The Asian natural gas market has always been a strong demand market. China has witnessed tremendous growth of 35% over the past few years, from 237 BCM in 2017 to 320 BCM in 2020. With the construction of regasification stations in the southeastern coastal areas, China’s LNG imports has increased year over year, from 50 BCM in 2017 to 91 BCM in 2020, a total of 82% growth.
The United States, although one of the major suppliers of LNG, has historically not had a large share of the Chinese LNG market. According to the Chinese General Administration of Customs, LNG imports from United States is about 4.4 BCM in 2020, accounting for only 5% of the market.
Before the start of the 2018 trade war, China imported a maximum of about 9% of natural gas from the United States every month. LNG trade from the United States to China completely halted for about ten months during the trade war. However, in March 2020 China eliminated LNG tariffs on United States allowing for the LNG trade to gradually recover. Due to an extremely cold winter, LNG imports from United States has accounted for more than 10% of the market for three consecutive months since last December.
As we look forward, any deal between the United States and China would have a major effect on the global LNG market. The trade war in 2018 briefly raises the price of LNG from Russia, Australia and Qatar. When LNG trade between United States and China restarted in 2020, LNG price from Qatar and Australia dropped immediately, even considering that price had been generally low during the year.

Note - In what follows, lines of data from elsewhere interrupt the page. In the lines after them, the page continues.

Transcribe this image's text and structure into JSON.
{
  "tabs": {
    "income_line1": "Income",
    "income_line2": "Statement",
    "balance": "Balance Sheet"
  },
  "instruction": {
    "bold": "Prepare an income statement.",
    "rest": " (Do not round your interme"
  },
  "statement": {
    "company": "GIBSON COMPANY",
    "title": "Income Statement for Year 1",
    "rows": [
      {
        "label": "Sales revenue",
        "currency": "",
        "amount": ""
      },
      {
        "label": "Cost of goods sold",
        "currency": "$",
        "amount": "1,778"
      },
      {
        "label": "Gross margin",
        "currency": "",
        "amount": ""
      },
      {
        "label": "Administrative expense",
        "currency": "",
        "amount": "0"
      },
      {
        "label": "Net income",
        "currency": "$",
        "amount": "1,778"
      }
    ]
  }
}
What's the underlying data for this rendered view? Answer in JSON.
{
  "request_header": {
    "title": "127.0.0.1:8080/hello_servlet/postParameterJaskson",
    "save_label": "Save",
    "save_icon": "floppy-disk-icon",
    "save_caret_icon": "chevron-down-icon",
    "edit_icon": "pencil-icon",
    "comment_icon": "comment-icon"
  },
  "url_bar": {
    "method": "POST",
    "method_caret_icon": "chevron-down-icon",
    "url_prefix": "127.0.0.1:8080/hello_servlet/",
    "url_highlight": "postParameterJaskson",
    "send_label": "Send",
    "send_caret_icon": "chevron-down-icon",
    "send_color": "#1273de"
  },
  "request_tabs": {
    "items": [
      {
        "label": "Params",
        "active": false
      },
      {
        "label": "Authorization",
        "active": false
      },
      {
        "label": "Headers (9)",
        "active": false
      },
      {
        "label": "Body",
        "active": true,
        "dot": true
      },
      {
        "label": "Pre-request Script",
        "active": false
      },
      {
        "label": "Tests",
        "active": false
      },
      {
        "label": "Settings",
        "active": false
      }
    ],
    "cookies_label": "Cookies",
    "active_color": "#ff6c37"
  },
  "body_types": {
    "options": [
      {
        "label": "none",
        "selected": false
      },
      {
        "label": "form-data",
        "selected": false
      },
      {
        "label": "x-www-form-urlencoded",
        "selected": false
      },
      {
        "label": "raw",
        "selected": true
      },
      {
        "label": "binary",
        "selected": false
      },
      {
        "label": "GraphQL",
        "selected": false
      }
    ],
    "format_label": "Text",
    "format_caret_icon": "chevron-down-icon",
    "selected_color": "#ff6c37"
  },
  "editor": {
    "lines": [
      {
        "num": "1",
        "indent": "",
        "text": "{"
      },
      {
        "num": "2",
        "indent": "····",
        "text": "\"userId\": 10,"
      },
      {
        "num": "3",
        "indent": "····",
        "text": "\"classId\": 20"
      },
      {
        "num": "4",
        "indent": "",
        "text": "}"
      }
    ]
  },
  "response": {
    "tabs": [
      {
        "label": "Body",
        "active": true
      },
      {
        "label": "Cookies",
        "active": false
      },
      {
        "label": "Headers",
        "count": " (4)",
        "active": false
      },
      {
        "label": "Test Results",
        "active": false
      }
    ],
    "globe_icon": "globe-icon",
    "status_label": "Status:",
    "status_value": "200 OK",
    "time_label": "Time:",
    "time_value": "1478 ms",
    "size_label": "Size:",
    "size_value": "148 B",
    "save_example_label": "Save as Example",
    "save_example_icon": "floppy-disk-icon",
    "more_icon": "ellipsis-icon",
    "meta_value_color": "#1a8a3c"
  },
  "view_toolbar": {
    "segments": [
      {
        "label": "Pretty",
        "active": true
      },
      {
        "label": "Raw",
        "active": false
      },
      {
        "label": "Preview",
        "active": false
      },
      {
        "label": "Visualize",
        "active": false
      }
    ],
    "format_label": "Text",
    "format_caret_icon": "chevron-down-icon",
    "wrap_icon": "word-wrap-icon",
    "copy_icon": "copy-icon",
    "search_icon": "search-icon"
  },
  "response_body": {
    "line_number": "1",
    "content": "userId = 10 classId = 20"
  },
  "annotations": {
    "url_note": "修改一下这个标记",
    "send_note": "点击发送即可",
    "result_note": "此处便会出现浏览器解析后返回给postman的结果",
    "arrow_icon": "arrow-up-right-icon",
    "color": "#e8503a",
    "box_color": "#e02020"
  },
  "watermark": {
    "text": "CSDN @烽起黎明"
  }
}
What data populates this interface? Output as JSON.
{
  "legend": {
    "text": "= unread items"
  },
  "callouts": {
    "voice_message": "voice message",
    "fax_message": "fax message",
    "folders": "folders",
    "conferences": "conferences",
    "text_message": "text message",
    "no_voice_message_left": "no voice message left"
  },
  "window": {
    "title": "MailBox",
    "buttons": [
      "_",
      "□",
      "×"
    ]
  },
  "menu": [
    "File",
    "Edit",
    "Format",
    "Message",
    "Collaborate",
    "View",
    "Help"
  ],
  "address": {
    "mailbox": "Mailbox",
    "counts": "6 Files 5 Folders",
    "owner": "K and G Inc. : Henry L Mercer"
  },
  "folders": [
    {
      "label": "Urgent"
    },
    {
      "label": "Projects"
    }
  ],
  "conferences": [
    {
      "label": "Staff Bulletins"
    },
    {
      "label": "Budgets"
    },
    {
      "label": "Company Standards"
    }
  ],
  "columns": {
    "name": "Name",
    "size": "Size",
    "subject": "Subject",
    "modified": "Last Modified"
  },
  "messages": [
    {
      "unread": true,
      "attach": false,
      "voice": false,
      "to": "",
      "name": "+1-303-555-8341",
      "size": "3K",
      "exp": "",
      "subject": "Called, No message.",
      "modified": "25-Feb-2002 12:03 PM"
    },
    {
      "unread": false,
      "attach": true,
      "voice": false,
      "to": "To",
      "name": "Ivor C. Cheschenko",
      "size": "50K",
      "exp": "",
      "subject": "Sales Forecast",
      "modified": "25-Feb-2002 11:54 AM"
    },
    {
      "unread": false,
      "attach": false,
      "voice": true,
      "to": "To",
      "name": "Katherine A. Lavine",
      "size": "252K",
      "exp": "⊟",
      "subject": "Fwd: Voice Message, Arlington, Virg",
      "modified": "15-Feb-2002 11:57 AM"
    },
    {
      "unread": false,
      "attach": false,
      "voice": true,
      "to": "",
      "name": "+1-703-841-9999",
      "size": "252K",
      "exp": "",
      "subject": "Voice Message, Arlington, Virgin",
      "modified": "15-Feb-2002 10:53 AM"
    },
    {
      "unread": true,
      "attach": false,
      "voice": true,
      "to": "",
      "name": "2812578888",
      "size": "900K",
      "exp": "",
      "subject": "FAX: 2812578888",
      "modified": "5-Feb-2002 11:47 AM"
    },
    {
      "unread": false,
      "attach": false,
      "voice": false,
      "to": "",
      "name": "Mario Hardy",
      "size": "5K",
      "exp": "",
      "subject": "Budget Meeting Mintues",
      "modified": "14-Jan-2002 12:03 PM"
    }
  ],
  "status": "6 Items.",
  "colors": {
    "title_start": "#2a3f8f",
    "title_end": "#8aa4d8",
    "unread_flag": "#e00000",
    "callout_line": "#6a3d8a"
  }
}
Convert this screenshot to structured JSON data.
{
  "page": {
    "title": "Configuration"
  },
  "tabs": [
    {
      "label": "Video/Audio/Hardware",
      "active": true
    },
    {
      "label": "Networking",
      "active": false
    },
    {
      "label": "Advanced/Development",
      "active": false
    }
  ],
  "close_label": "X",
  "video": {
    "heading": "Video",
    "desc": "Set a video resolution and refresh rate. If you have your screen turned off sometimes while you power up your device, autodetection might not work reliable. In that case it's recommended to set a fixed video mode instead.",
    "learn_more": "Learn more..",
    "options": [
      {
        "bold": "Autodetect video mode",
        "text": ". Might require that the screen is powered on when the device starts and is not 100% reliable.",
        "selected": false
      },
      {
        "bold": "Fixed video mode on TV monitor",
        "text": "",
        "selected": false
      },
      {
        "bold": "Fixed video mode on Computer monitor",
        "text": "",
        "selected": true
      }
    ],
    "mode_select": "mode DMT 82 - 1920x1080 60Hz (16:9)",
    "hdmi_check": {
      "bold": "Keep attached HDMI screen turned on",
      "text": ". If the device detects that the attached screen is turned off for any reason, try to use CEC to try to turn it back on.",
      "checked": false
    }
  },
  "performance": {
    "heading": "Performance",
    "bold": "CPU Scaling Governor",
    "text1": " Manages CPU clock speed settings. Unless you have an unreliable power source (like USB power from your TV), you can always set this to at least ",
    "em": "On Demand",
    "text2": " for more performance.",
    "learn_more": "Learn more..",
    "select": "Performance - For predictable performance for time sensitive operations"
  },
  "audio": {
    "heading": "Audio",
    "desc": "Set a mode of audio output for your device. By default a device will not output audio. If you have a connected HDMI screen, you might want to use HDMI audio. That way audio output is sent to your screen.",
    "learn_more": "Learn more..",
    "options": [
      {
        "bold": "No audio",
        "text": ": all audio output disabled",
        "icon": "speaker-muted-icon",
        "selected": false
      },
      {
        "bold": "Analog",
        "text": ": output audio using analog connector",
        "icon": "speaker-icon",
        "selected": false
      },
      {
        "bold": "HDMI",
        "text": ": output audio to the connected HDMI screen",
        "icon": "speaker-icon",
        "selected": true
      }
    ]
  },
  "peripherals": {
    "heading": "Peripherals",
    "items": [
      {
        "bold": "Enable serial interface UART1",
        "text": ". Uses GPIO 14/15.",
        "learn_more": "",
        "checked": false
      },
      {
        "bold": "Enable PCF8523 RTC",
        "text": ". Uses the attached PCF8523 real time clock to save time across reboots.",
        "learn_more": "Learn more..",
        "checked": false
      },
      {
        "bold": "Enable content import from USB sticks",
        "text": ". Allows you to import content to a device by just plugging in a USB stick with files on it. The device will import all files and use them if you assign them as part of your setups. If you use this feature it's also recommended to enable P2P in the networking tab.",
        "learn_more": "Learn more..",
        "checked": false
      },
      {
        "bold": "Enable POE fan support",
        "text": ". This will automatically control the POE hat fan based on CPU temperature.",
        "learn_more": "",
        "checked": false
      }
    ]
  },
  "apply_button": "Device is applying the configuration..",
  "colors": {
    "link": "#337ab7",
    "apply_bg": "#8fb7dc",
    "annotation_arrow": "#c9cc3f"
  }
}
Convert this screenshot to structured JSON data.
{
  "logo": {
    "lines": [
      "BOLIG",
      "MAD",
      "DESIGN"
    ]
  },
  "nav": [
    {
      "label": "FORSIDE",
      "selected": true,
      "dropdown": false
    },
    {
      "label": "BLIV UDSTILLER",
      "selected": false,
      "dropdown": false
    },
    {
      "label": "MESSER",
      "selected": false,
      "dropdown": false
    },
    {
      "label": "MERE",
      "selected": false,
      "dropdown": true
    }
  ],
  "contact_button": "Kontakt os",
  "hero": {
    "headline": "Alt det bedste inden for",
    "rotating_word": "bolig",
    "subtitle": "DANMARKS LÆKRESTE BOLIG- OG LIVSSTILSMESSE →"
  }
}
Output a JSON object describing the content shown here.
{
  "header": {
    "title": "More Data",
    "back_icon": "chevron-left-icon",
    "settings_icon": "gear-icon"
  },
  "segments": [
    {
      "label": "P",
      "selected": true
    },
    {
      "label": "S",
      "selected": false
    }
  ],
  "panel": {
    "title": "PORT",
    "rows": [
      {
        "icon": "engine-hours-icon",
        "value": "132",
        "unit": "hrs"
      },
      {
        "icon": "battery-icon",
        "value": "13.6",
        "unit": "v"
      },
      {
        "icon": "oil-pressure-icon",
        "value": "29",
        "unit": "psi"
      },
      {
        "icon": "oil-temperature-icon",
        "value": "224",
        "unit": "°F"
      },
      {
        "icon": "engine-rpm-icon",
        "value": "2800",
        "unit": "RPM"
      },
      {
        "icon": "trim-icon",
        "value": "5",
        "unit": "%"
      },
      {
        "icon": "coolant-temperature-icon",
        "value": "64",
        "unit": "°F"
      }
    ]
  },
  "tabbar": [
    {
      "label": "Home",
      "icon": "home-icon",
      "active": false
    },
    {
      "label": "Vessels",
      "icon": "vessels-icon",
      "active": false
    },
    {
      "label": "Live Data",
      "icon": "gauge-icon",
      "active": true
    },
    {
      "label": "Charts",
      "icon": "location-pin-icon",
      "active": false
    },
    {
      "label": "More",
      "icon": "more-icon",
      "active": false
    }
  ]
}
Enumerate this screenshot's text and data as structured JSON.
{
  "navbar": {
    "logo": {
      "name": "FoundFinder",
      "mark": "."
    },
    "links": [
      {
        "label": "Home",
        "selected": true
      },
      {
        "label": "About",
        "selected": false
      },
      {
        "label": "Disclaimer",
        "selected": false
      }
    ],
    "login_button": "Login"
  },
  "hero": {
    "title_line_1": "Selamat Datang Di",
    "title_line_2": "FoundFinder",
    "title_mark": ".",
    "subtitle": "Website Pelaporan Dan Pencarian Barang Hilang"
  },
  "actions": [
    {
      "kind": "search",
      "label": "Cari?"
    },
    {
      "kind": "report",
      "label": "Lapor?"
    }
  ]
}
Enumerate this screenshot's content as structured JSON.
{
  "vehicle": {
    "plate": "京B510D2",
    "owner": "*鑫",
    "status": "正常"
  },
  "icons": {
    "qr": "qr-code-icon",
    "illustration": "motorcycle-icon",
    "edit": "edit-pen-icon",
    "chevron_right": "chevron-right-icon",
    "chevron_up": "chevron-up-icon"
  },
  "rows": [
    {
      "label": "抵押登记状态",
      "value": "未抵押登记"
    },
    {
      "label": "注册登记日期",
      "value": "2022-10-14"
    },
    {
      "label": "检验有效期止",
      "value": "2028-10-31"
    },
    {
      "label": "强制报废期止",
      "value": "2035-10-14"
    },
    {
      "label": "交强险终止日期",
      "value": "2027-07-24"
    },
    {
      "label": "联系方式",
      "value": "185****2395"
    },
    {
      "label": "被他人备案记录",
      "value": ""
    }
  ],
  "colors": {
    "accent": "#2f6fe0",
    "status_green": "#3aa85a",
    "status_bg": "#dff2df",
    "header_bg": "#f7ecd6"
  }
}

In the long run, China still has diversified sources of LNG. Price of natural gas imports from Malaysia are basically low, while Qatar is always at a higher rate and Australia’s prices fluctuate around the mean. Since Yamal liquefaction terminal went into commission in March 2019, price of LNG from Russia has gradually fallen.
In March 2020, after the elimination of U.S.-China LNG tariffs, price of LNG from United States has gradually returned back to the average. However, in February 2021, with the exception of Qatar, LNG prices from all other countries climbed, with Russia and United States hitting some of the highest prices.
Considering the price changes we have seen during particular events and LNG market percentage shifts over years, it is very conceivable that LNG imports from United States to China could replace imports from Australia in the coming years. While the LNG market share of the other countries has stabilized over the past few years, fluctuating between 51% and 54%, Australia’s market share is the most vulnerable and up for grabs.
Historical data might reflect an unclear future in such a volatile global market. However, we have seen that the United States can play an increasingly important role in the Chinese LNG market if they take advantage of the opportunities being presented.
During a time when there is increasing pressure to move away from fossil fuels towards renewable energy sources such as solar and wind, will the United States miss the opportunity to capture market share of the fastest growing LNG market in the world? Only time will tell.